Now you can do your bit for science. You can put your idle computing power to good use by being part of Internet-connected distributed processing systems that run on volunteered home computers and harness their processing power to conduct large-scale analyses of data.

Recently, the Large Hadron Collider team at Centre for European Nuclear Research (CERN) announced the LHC@home 2.0 project, to tap into the collective computing power of the public to help simulate particle physics experiments. Among other pursuits, the project could help find an immensely important particle, the Higgs boson.

According to the LHC team, “Computer simulations of high-energy particle collisions provide a detailed theoretical reference for the measurements performed at the LHC, against which models of both known and ‘new’ physics can be tested. By looking for discrepancies between the simulations and the data, we are searching for any sign of disagreement between the current theories and the physical universe. Ultimately, such a disagreement could lead us to the discovery of new phenomena, which may be associated with new fundamental principles of Nature.”
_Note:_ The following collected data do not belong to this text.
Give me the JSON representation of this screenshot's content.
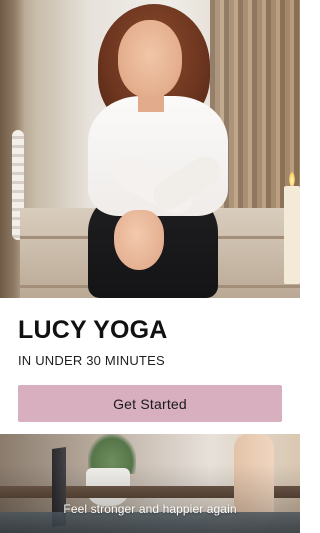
{
  "hero": {
    "image_description_icon": "photo-icon"
  },
  "brand": {
    "title": "LUCY YOGA",
    "subtitle": "IN UNDER 30 MINUTES"
  },
  "actions": {
    "get_started_label": "Get Started"
  },
  "preview": {
    "tagline": "Feel stronger and happier again"
  },
  "colors": {
    "accent": "#d7afbe",
    "title_text": "#111111",
    "background": "#ffffff"
  }
}
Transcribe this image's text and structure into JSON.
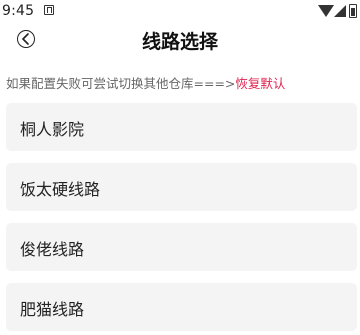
{
  "status_bar": {
    "time": "9:45"
  },
  "header": {
    "title": "线路选择",
    "back_icon": "back-circle-arrow"
  },
  "hint": {
    "text": "如果配置失败可尝试切换其他仓库===>",
    "restore_label": "恢复默认",
    "restore_color": "#e0234e"
  },
  "routes": [
    {
      "label": "桐人影院"
    },
    {
      "label": "饭太硬线路"
    },
    {
      "label": "俊佬线路"
    },
    {
      "label": "肥猫线路"
    }
  ]
}
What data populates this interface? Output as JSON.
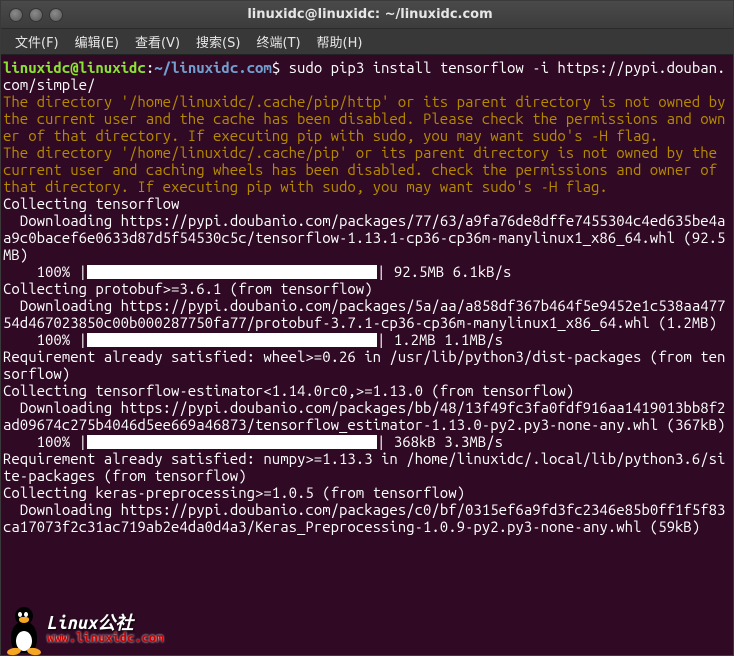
{
  "window": {
    "title": "linuxidc@linuxidc: ~/linuxidc.com"
  },
  "menu": {
    "file": "文件(F)",
    "edit": "编辑(E)",
    "view": "查看(V)",
    "search": "搜索(S)",
    "terminal": "终端(T)",
    "help": "帮助(H)"
  },
  "prompt": {
    "user_host": "linuxidc@linuxidc",
    "sep": ":",
    "path": "~/linuxidc.com",
    "dollar": "$",
    "command": " sudo pip3 install tensorflow -i https://pypi.douban.com/simple/"
  },
  "warn1": "The directory '/home/linuxidc/.cache/pip/http' or its parent directory is not owned by the current user and the cache has been disabled. Please check the permissions and owner of that directory. If executing pip with sudo, you may want sudo's -H flag.",
  "warn2": "The directory '/home/linuxidc/.cache/pip' or its parent directory is not owned by the current user and caching wheels has been disabled. check the permissions and owner of that directory. If executing pip with sudo, you may want sudo's -H flag.",
  "lines": {
    "collect_tf": "Collecting tensorflow",
    "dl_tf": "  Downloading https://pypi.doubanio.com/packages/77/63/a9fa76de8dffe7455304c4ed635be4aa9c0bacef6e0633d87d5f54530c5c/tensorflow-1.13.1-cp36-cp36m-manylinux1_x86_64.whl (92.5MB)",
    "prog_tf_pct": "    100% |",
    "prog_tf_tail": "| 92.5MB 6.1kB/s",
    "collect_proto": "Collecting protobuf>=3.6.1 (from tensorflow)",
    "dl_proto": "  Downloading https://pypi.doubanio.com/packages/5a/aa/a858df367b464f5e9452e1c538aa47754d467023850c00b000287750fa77/protobuf-3.7.1-cp36-cp36m-manylinux1_x86_64.whl (1.2MB)",
    "prog_proto_pct": "    100% |",
    "prog_proto_tail": "| 1.2MB 1.1MB/s",
    "req_wheel": "Requirement already satisfied: wheel>=0.26 in /usr/lib/python3/dist-packages (from tensorflow)",
    "collect_est": "Collecting tensorflow-estimator<1.14.0rc0,>=1.13.0 (from tensorflow)",
    "dl_est": "  Downloading https://pypi.doubanio.com/packages/bb/48/13f49fc3fa0fdf916aa1419013bb8f2ad09674c275b4046d5ee669a46873/tensorflow_estimator-1.13.0-py2.py3-none-any.whl (367kB)",
    "prog_est_pct": "    100% |",
    "prog_est_tail": "| 368kB 3.3MB/s",
    "req_numpy": "Requirement already satisfied: numpy>=1.13.3 in /home/linuxidc/.local/lib/python3.6/site-packages (from tensorflow)",
    "collect_keras": "Collecting keras-preprocessing>=1.0.5 (from tensorflow)",
    "dl_keras": "  Downloading https://pypi.doubanio.com/packages/c0/bf/0315ef6a9fd3fc2346e85b0ff1f5f83ca17073f2c31ac719ab2e4da0d4a3/Keras_Preprocessing-1.0.9-py2.py3-none-any.whl (59kB)"
  },
  "watermark": {
    "cn": "Linux公社",
    "url": "www.linuxidc.com"
  }
}
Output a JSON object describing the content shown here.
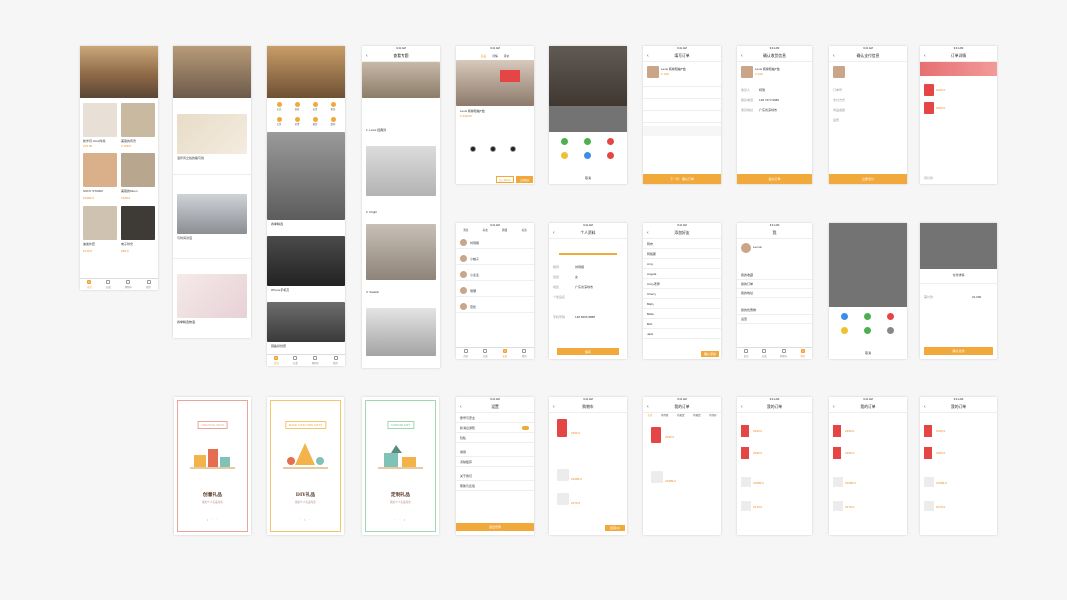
{
  "colors": {
    "accent": "#f0a93a",
    "price": "#f08a24",
    "brand_red": "#e64545"
  },
  "status": {
    "carrier": "Sketch",
    "time": "9:41 AM"
  },
  "tabs": [
    "首页",
    "分类",
    "发现",
    "购物车",
    "我的"
  ],
  "screens": {
    "s1": {
      "items": [
        {
          "title": "新岁月·Orez时尚",
          "price": "¥79.00"
        },
        {
          "title": "美丽的风景",
          "price": "¥ 108.0"
        },
        {
          "title": "SONY ST0000",
          "price": "¥1699.0"
        },
        {
          "title": "美丽的Moon",
          "price": "¥108.0"
        },
        {
          "title": "迪奥外套",
          "price": "¥179.0"
        },
        {
          "title": "电子时光",
          "price": "¥98.0"
        }
      ]
    },
    "s2": {
      "post1": "漫步风之谷的路与线",
      "post2": "与时间对话",
      "post3": "春季精选物语"
    },
    "s3": {
      "cats": [
        "礼品",
        "创意",
        "玩具",
        "家居",
        "文具",
        "美食",
        "摄影",
        "数码"
      ],
      "post1": "春季精选",
      "post2": "iPhone手机壳",
      "post3": "钥匙扣创意"
    },
    "s4": {
      "nav_title": "查看专题",
      "a1": "1. Levis 经典款",
      "a2": "2. Ktight",
      "a3": "3. Swatch"
    },
    "s5": {
      "tabs": [
        "商品",
        "详情",
        "评价"
      ],
      "title": "Levis 纯棉短袖T恤",
      "price": "¥ 149.00",
      "add": "加入购物车",
      "buy": "立即购买"
    },
    "s6": {
      "share": "分享",
      "opts": [
        "朋友圈",
        "微信好友",
        "微博",
        "QQ空间"
      ],
      "cancel": "取消"
    },
    "s7": {
      "nav_title": "填写订单",
      "title": "Levis 纯棉短袖T恤",
      "price": "¥ 149",
      "submit": "下一步：确认订单"
    },
    "s8": {
      "nav_title": "确认收货信息",
      "title": "Levis 纯棉短袖T恤",
      "price": "¥ 149",
      "fields": [
        "收货人",
        "联系电话",
        "收货地址"
      ],
      "values": [
        "柯瑞",
        "138 7274 9080",
        "广东省深圳市"
      ],
      "submit": "提交订单"
    },
    "s9": {
      "nav_title": "确认支付信息",
      "fields": [
        "订单号",
        "支付方式",
        "商品金额",
        "运费"
      ],
      "submit": "立即支付"
    },
    "s10": {
      "nav_title": "订单详情",
      "total": "¥296.0",
      "total2": "¥396.0",
      "status": "待付款"
    },
    "s11": {
      "tabs": [
        "消息",
        "好友",
        "群组",
        "关注"
      ],
      "names": [
        "刘玥楠",
        "小柚子",
        "小麦麦",
        "瑞珊",
        "雷凯"
      ]
    },
    "s12": {
      "nav_title": "个人资料",
      "fields": [
        "昵称",
        "性别",
        "地区",
        "个性签名",
        "手机号码"
      ],
      "values": [
        "刘玥楠",
        "女",
        "广东省深圳市",
        "",
        "138 6666 8888"
      ],
      "save": "保存"
    },
    "s13": {
      "nav_title": "添加好友",
      "names": [
        "阿布",
        "阿格斯",
        "Amy",
        "Angela",
        "Anny老师",
        "Cherry",
        "Baby",
        "Bella",
        "Bob",
        "Jack"
      ],
      "confirm": "确认添加"
    },
    "s14": {
      "nav_title": "我",
      "user": "Lemon",
      "menu": [
        "我的收藏",
        "我的订单",
        "我的地址",
        "我的优惠券",
        "设置"
      ]
    },
    "s16": {
      "nav_title": "订单详情",
      "pay_title": "付款详情",
      "confirm": "确认付款",
      "pay_label": "需付款",
      "amount": "¥2,000"
    },
    "s17": {
      "en": "CREATIVE GIFTS",
      "title": "创意礼品",
      "sub": "我的个人礼品专家"
    },
    "s18": {
      "en": "MAKE YOUR OWN GIFTS",
      "title": "DIY礼品",
      "sub": "我的个人礼品专家"
    },
    "s19": {
      "en": "CUSTOM GIFT",
      "title": "定制礼品",
      "sub": "我的个人礼品专家"
    },
    "s20": {
      "nav_title": "设置",
      "items": [
        "账号与安全",
        "新消息通知",
        "隐私",
        "通用",
        "清除缓存",
        "关于我们",
        "帮助与反馈"
      ],
      "logout": "退出登录"
    },
    "s21": {
      "nav_title": "购物车",
      "prices": [
        "¥396.0",
        "¥1089.0",
        "¥279.0"
      ],
      "checkout": "结算(3)"
    },
    "s22": {
      "nav_title": "我的订单",
      "tabs": [
        "全部",
        "待付款",
        "待发货",
        "待收货",
        "待评价"
      ],
      "prices": [
        "¥396.0",
        "¥1089.0"
      ]
    },
    "s23": {
      "nav_title": "我的订单",
      "prices": [
        "¥296.0",
        "¥396.0",
        "¥1089.0",
        "¥279.0"
      ]
    },
    "s24": {
      "nav_title": "我的订单",
      "prices": [
        "¥296.0",
        "¥396.0",
        "¥1089.0",
        "¥279.0"
      ]
    },
    "s25": {
      "nav_title": "我的订单",
      "prices": [
        "¥296.0",
        "¥396.0",
        "¥1089.0",
        "¥279.0"
      ]
    }
  }
}
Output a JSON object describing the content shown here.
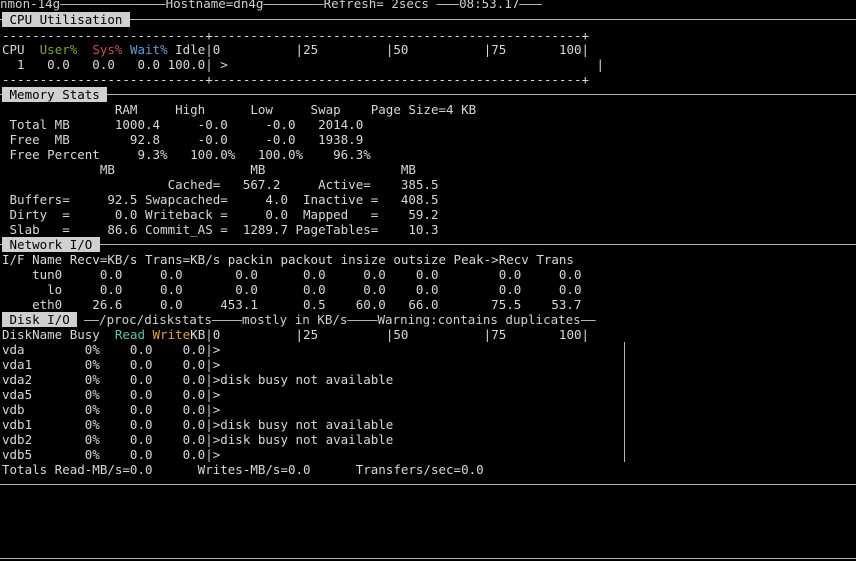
{
  "header": {
    "title_text": "nmon-14g——————————————Hostname=dn4g————————Refresh= 2secs ———08:53.17———"
  },
  "cpu": {
    "section_label": " CPU Utilisation ",
    "dash_line": "---------------------------+-------------------------------------------------+",
    "header_cpu": "CPU  ",
    "header_user": "User%",
    "header_sys": "Sys%",
    "header_wait": "Wait%",
    "header_rest": " Idle|0          |25         |50          |75       100|",
    "row": "  1   0.0   0.0   0.0 100.0| >                                                 |",
    "dash_line_bottom": "---------------------------+-------------------------------------------------+"
  },
  "memory": {
    "section_label": " Memory Stats ",
    "lines": [
      "               RAM     High      Low     Swap    Page Size=4 KB",
      " Total MB      1000.4     -0.0     -0.0   2014.0",
      " Free  MB        92.8     -0.0     -0.0   1938.9",
      " Free Percent     9.3%   100.0%   100.0%    96.3%",
      "             MB                  MB                  MB",
      "                      Cached=   567.2     Active=    385.5",
      " Buffers=     92.5 Swapcached=     4.0  Inactive =   408.5",
      " Dirty  =      0.0 Writeback =     0.0  Mapped   =    59.2",
      " Slab   =     86.6 Commit_AS =  1289.7 PageTables=    10.3"
    ]
  },
  "network": {
    "section_label": " Network I/O ",
    "lines": [
      "I/F Name Recv=KB/s Trans=KB/s packin packout insize outsize Peak->Recv Trans",
      "    tun0     0.0     0.0       0.0      0.0     0.0    0.0        0.0     0.0",
      "      lo     0.0     0.0       0.0      0.0     0.0    0.0        0.0     0.0",
      "    eth0    26.6     0.0     453.1      0.5    60.0   66.0       75.5    53.7"
    ]
  },
  "disk": {
    "section_label": " Disk I/O ",
    "title_rest": "——/proc/diskstats————mostly in KB/s————Warning:contains duplicates——",
    "header_name": "DiskName Busy  ",
    "header_read": "Read",
    "header_write": "Write",
    "header_rest": "KB|0          |25         |50          |75       100|",
    "rows": [
      "vda        0%    0.0    0.0|>",
      "vda1       0%    0.0    0.0|>",
      "vda2       0%    0.0    0.0|>disk busy not available",
      "vda5       0%    0.0    0.0|>",
      "vdb        0%    0.0    0.0|>",
      "vdb1       0%    0.0    0.0|>disk busy not available",
      "vdb2       0%    0.0    0.0|>disk busy not available",
      "vdb5       0%    0.0    0.0|>"
    ],
    "totals": "Totals Read-MB/s=0.0      Writes-MB/s=0.0      Transfers/sec=0.0"
  }
}
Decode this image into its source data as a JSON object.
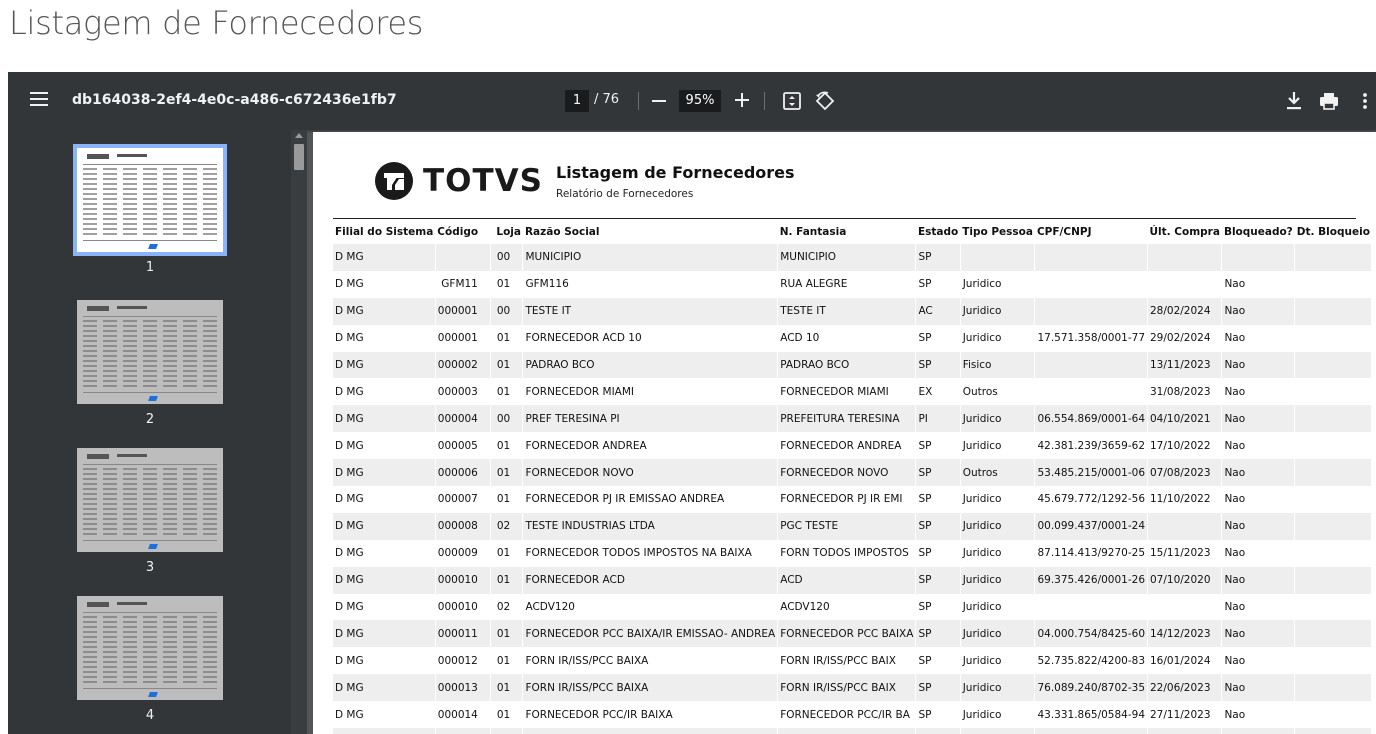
{
  "page": {
    "heading": "Listagem de Fornecedores"
  },
  "toolbar": {
    "file_name": "db164038-2ef4-4e0c-a486-c672436e1fb7",
    "current_page": "1",
    "total_pages": "/ 76",
    "zoom": "95%",
    "icons": [
      "menu-icon",
      "zoom-out-icon",
      "zoom-in-icon",
      "fit-page-icon",
      "rotate-icon",
      "download-icon",
      "print-icon",
      "more-options-icon"
    ]
  },
  "sidebar": {
    "thumbnails": [
      {
        "label": "1",
        "active": true
      },
      {
        "label": "2",
        "active": false
      },
      {
        "label": "3",
        "active": false
      },
      {
        "label": "4",
        "active": false
      }
    ]
  },
  "document": {
    "logo_text": "TOTVS",
    "title": "Listagem de Fornecedores",
    "subtitle": "Relatório de Fornecedores",
    "columns": [
      "Filial do Sistema",
      "Código",
      "Loja",
      "Razão Social",
      "N. Fantasia",
      "Estado",
      "Tipo Pessoa",
      "CPF/CNPJ",
      "Últ. Compra",
      "Bloqueado?",
      "Dt. Bloqueio"
    ],
    "rows": [
      [
        "D MG",
        "",
        "00",
        "MUNICIPIO",
        "MUNICIPIO",
        "SP",
        "",
        "",
        "",
        "",
        ""
      ],
      [
        "D MG",
        "GFM11",
        "01",
        "GFM116",
        "RUA ALEGRE",
        "SP",
        "Juridico",
        "",
        "",
        "Nao",
        ""
      ],
      [
        "D MG",
        "000001",
        "00",
        "TESTE IT",
        "TESTE IT",
        "AC",
        "Juridico",
        "",
        "28/02/2024",
        "Nao",
        ""
      ],
      [
        "D MG",
        "000001",
        "01",
        "FORNECEDOR ACD 10",
        "ACD 10",
        "SP",
        "Juridico",
        "17.571.358/0001-77",
        "29/02/2024",
        "Nao",
        ""
      ],
      [
        "D MG",
        "000002",
        "01",
        "PADRAO BCO",
        "PADRAO BCO",
        "SP",
        "Fisico",
        "",
        "13/11/2023",
        "Nao",
        ""
      ],
      [
        "D MG",
        "000003",
        "01",
        "FORNECEDOR MIAMI",
        "FORNECEDOR MIAMI",
        "EX",
        "Outros",
        "",
        "31/08/2023",
        "Nao",
        ""
      ],
      [
        "D MG",
        "000004",
        "00",
        "PREF TERESINA PI",
        "PREFEITURA TERESINA",
        "PI",
        "Juridico",
        "06.554.869/0001-64",
        "04/10/2021",
        "Nao",
        ""
      ],
      [
        "D MG",
        "000005",
        "01",
        "FORNECEDOR ANDREA",
        "FORNECEDOR ANDREA",
        "SP",
        "Juridico",
        "42.381.239/3659-62",
        "17/10/2022",
        "Nao",
        ""
      ],
      [
        "D MG",
        "000006",
        "01",
        "FORNECEDOR NOVO",
        "FORNECEDOR NOVO",
        "SP",
        "Outros",
        "53.485.215/0001-06",
        "07/08/2023",
        "Nao",
        ""
      ],
      [
        "D MG",
        "000007",
        "01",
        "FORNECEDOR PJ IR EMISSAO ANDREA",
        "FORNECEDOR PJ IR EMI",
        "SP",
        "Juridico",
        "45.679.772/1292-56",
        "11/10/2022",
        "Nao",
        ""
      ],
      [
        "D MG",
        "000008",
        "02",
        "TESTE INDUSTRIAS LTDA",
        "PGC TESTE",
        "SP",
        "Juridico",
        "00.099.437/0001-24",
        "",
        "Nao",
        ""
      ],
      [
        "D MG",
        "000009",
        "01",
        "FORNECEDOR TODOS IMPOSTOS NA BAIXA",
        "FORN TODOS IMPOSTOS",
        "SP",
        "Juridico",
        "87.114.413/9270-25",
        "15/11/2023",
        "Nao",
        ""
      ],
      [
        "D MG",
        "000010",
        "01",
        "FORNECEDOR ACD",
        "ACD",
        "SP",
        "Juridico",
        "69.375.426/0001-26",
        "07/10/2020",
        "Nao",
        ""
      ],
      [
        "D MG",
        "000010",
        "02",
        "ACDV120",
        "ACDV120",
        "SP",
        "Juridico",
        "",
        "",
        "Nao",
        ""
      ],
      [
        "D MG",
        "000011",
        "01",
        "FORNECEDOR PCC BAIXA/IR EMISSAO- ANDREA",
        "FORNECEDOR PCC BAIXA",
        "SP",
        "Juridico",
        "04.000.754/8425-60",
        "14/12/2023",
        "Nao",
        ""
      ],
      [
        "D MG",
        "000012",
        "01",
        "FORN IR/ISS/PCC BAIXA",
        "FORN IR/ISS/PCC BAIX",
        "SP",
        "Juridico",
        "52.735.822/4200-83",
        "16/01/2024",
        "Nao",
        ""
      ],
      [
        "D MG",
        "000013",
        "01",
        "FORN IR/ISS/PCC BAIXA",
        "FORN IR/ISS/PCC BAIX",
        "SP",
        "Juridico",
        "76.089.240/8702-35",
        "22/06/2023",
        "Nao",
        ""
      ],
      [
        "D MG",
        "000014",
        "01",
        "FORNECEDOR PCC/IR BAIXA",
        "FORNECEDOR PCC/IR BA",
        "SP",
        "Juridico",
        "43.331.865/0584-94",
        "27/11/2023",
        "Nao",
        ""
      ],
      [
        "",
        "",
        "",
        "",
        "",
        "",
        "",
        "",
        "",
        "",
        ""
      ]
    ]
  }
}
But why isn’t the computing grid at LHC enough to run the simulations? “Sophisticated calculations typically also require enormous computing resources, for instance to probe anywhere near a reasonable number of the infinitely many quantum histories that can contribute to every single ‘event’.”

Pretty fancy stuff, eh!

Alternately, if your scientific curiosity runs more to the alien type, you can be part of the SETI@home project. The Search for ExtraTerrestrial Intelligence (SETI) project deals with a lot of radio signal data, requiring massive computational resources. “The SETI approach … a radio listening to a huge number of radio, TV, radar, satellite and garage-door-opener frequencies all of the time. Then, the computer has to look at each frequency separately and try to decide if it is carrying an intelligent signal as opposed to noise.” That is where you computer comes in; when you download the SETI screensaver, it runs these computations when your computer is idle and sends the results back to SETI.

In fact, there is a slew of such distributed systems, running on University of California, Berkley’s software platform, the Berkeley Open Infrastructure for Network Computing (BOINC), from among which you are free to choose.

So, get your science on and be a part of the cloud!